• 257 off larking

    From MICHAEL LOO@1:123/140 to ALL on Thursday, September 06, 2018 10:21:50
    We were at the airport when Precheck opened at 0330 - there
    was a monster line, but it went pretty fast, though Bonnie
    was pulled aside for the secondary - they said that her
    hiking boots had set the detector off (but she says they
    never had before). This time I escaped unscathed.

    We could have hoofed it over to United for breakfast, but as
    it would have involved a sizable retrace, and as we'd been
    upgraded, we waited in the boarding area with all the other
    sleepy folks..

    AA 304 BOS ORD 0500 0646 738 3EF

    They'd given me beautiful seat 5A, my favorite, but they
    stuck Bonnie in the horrid 3F, so I changed to the almost
    as horrid 3E to be with her. Row 3 is the bulkhead and has
    restricted legroom and no underseat storage. Plus the staff
    knows that row 3 is "reserved" for low-status upgraders and
    tends to be extra neglectful of those who sit there. Sadly,
    or happily, it appears that the service to the rest of the
    cabin was almost as poor.

    Breakfast was offered as either steel-cut oatmeal or omelet;
    we both had the latter, which turned out to be a blue cheese
    omelet, so I gave up after a couple bites. This was served
    with chicken sausage (not awful) and salty fried potatoes
    (not good). I asked for a "poor man's mimosa," half OJ and
    half Sprite, not so terrible as it sounds, which gave the
    pretty but dour FA a chuckle but didn't improve her service
    (she did not offer seconds). A fruit appetizer was mostly decent
    - two blackberries, a raspberry, and a strawberry, two slices of
    some of the crunchiest, unripest, worst cantaloupe ever grown by
    man or beast, and one slice of one of the tenderest, sweetest,
    most fragrant, best honeydew in living memory.

    We landed twenty early, so there was plenty of time to trek the
    half mile to the United club, where a glass of Camelot Pinot
    Noir and a bowl of blackberries was just what the doctor ordered.

    AA3387 ORD CWA 0825 0927 CRJ 4BC

    This is a negligible flight, being 212 miles, the exact distance
    of Boston to New York; as a consequence, the airline puts old
    cramped crappy airplanes on the route and doesn't cater it. The
    excuse is turbulence, but most of the hour was smooth enough.

    Our friend Ed was there at the tiny Central Wisconsin Airport
    to meet us in his sleek black sedan - we'd been expecting an
    adventure in the truck, but his and Kim's son was using it, so
    we benefited from that. Then a chatty, friendly 2-hour ride
    back up to Wipi and the welcome dining hall.

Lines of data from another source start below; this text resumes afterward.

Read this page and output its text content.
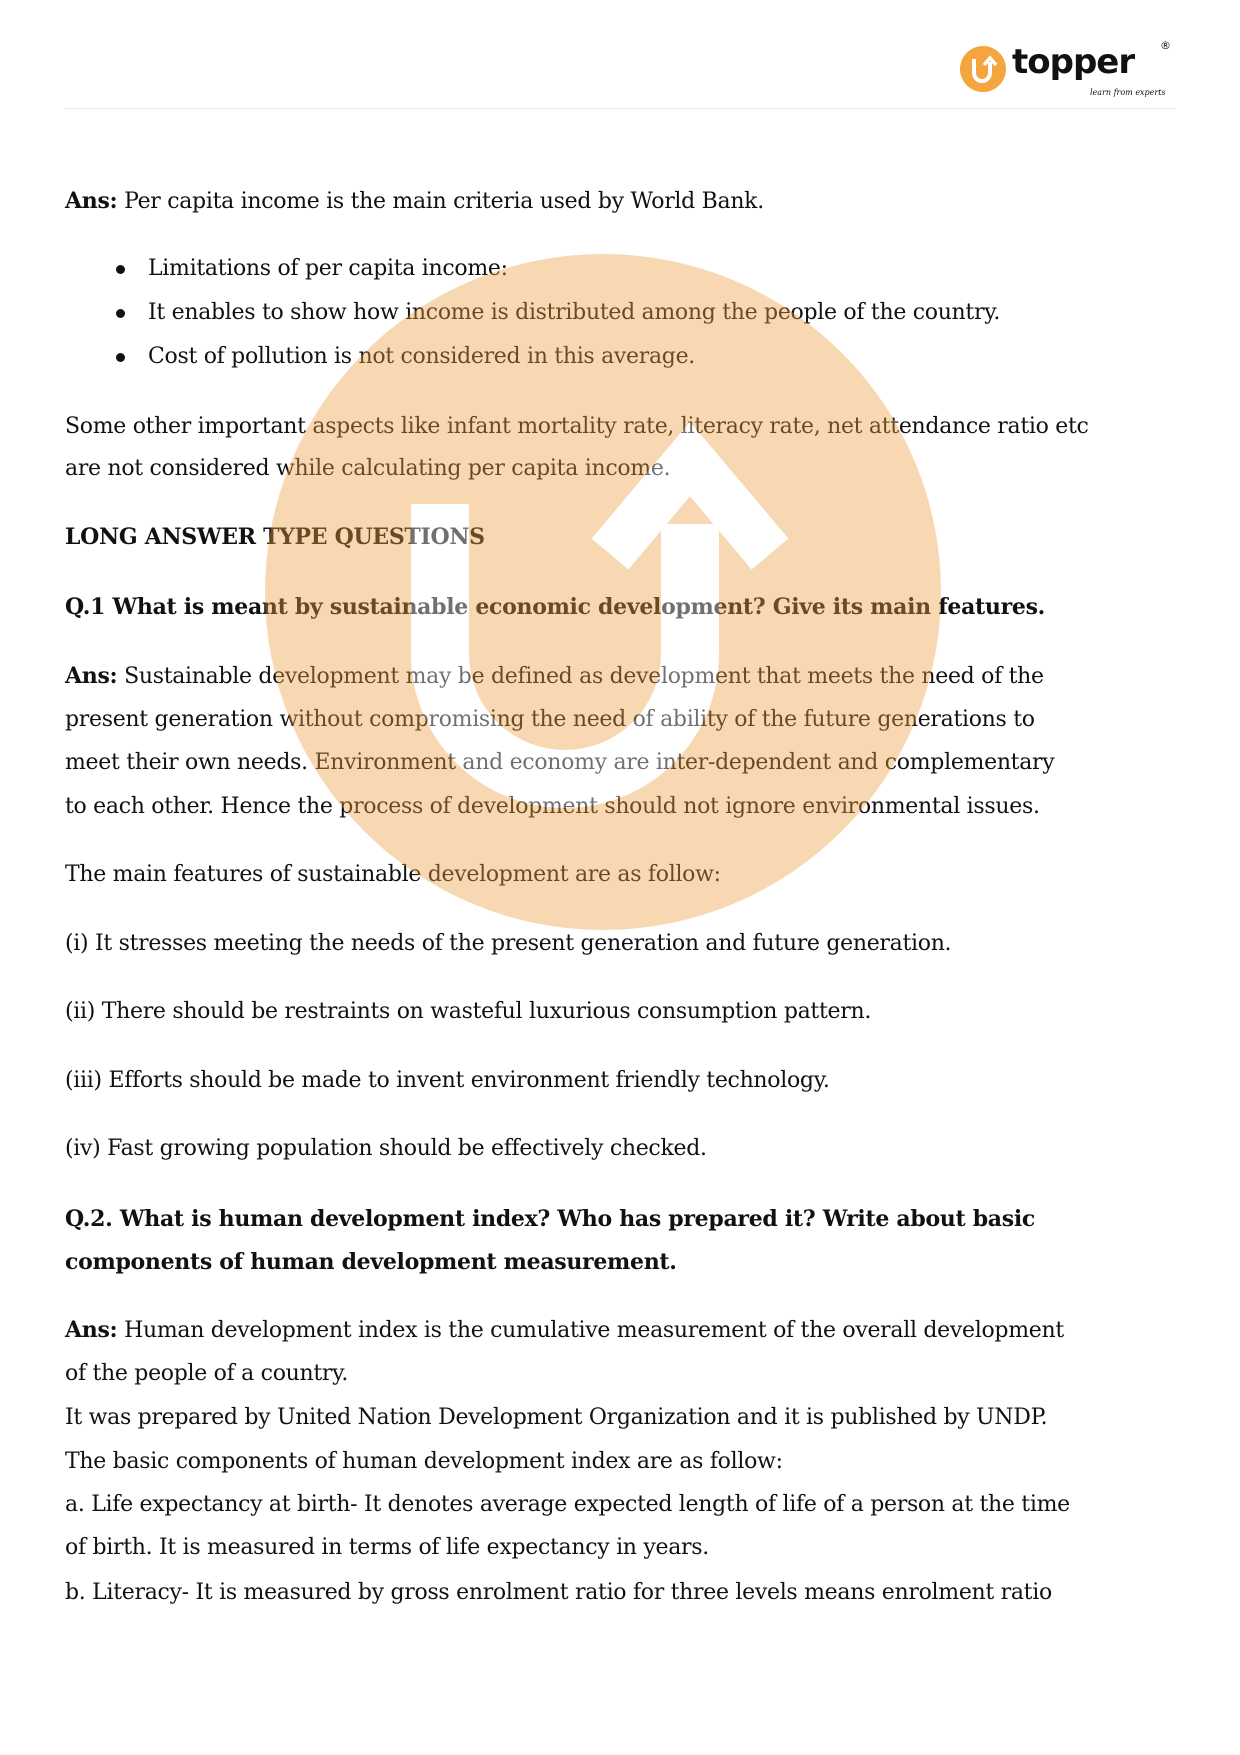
topper ®
learn from experts
Ans: Per capita income is the main criteria used by World Bank.
Limitations of per capita income:
It enables to show how income is distributed among the people of the country.
Cost of pollution is not considered in this average.
Some other important aspects like infant mortality rate, literacy rate, net attendance ratio etc
are not considered while calculating per capita income.
LONG ANSWER TYPE QUESTIONS
Q.1 What is meant by sustainable economic development? Give its main features.
Ans: Sustainable development may be defined as development that meets the need of the
present generation without compromising the need of ability of the future generations to
meet their own needs. Environment and economy are inter-dependent and complementary
to each other. Hence the process of development should not ignore environmental issues.
The main features of sustainable development are as follow:
(i) It stresses meeting the needs of the present generation and future generation.
(ii) There should be restraints on wasteful luxurious consumption pattern.
(iii) Efforts should be made to invent environment friendly technology.
(iv) Fast growing population should be effectively checked.
Q.2. What is human development index? Who has prepared it? Write about basic
components of human development measurement.
Ans: Human development index is the cumulative measurement of the overall development
of the people of a country.
It was prepared by United Nation Development Organization and it is published by UNDP.
The basic components of human development index are as follow:
a. Life expectancy at birth- It denotes average expected length of life of a person at the time
of birth. It is measured in terms of life expectancy in years.
b. Literacy- It is measured by gross enrolment ratio for three levels means enrolment ratio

    Ed and Kim had vacated the master bedroom in the Greeley cabin
    for us, and after lunch a bit of naptime was in order. As the
    week progressed, we fell into a routine - three squares a day
    with ample naptimes and camp activities in between as weather
    and inclination suggested.

    Wipi is a cooperative among 12 families, most original from the
    founding in 1922, when the property was acquired by a consrtium
    of friends from the Stearns family, with 12 cabins of greater or
    lesser grandeur (the one we were in has 4 bedrooms, living, a
    three-season porch, kitchen, indoor plumbing, and a bunkhouse
    upstairs for kids but is quite rustic - others have been expanded,
    modernized, whatever) and a system of supporting outbuildings,
    boat docks, dirt roads, trails, and recreation facilities as
    would befit an affluent community from before the Depression. It
    sits on 1980 acres in the north woods mostly surrounded by tribal
    land, with access to 6 lakes, so it's evolved into a fishing and
    boating thing mostly. I found myself more drawn to hiking the
    numerous trails in search of mushrooms, which, as it rained off
    and on all week, were abundant. Edible species included sulfur
    shelf polypores, slippery jacks (edible with caution), honey
    fungus, and various puffballs. On the other team, quite a
    variety and profusion of Amanitas to keep you on your toes. Tons
    of stuff in between as well. Luckily, the mess hall provided us
    with more than enough entertainment to save us from ourselves -
    the head cook was on vacation from his regular gig cooking at
    McMurdo and exercised his imagination quite freely here, something
    he can't do in Antarctica, where 800 to 2000 hungry heavy thinkers
    and heavy lifters count on him to keep sane. The food was mostly
    pretty good, except he had a massive infatuation with tarragon and
    a heavy hand with the salt. Over 21 meals (I didn't miss a one)
    I gained 8 lb, half of it water weight.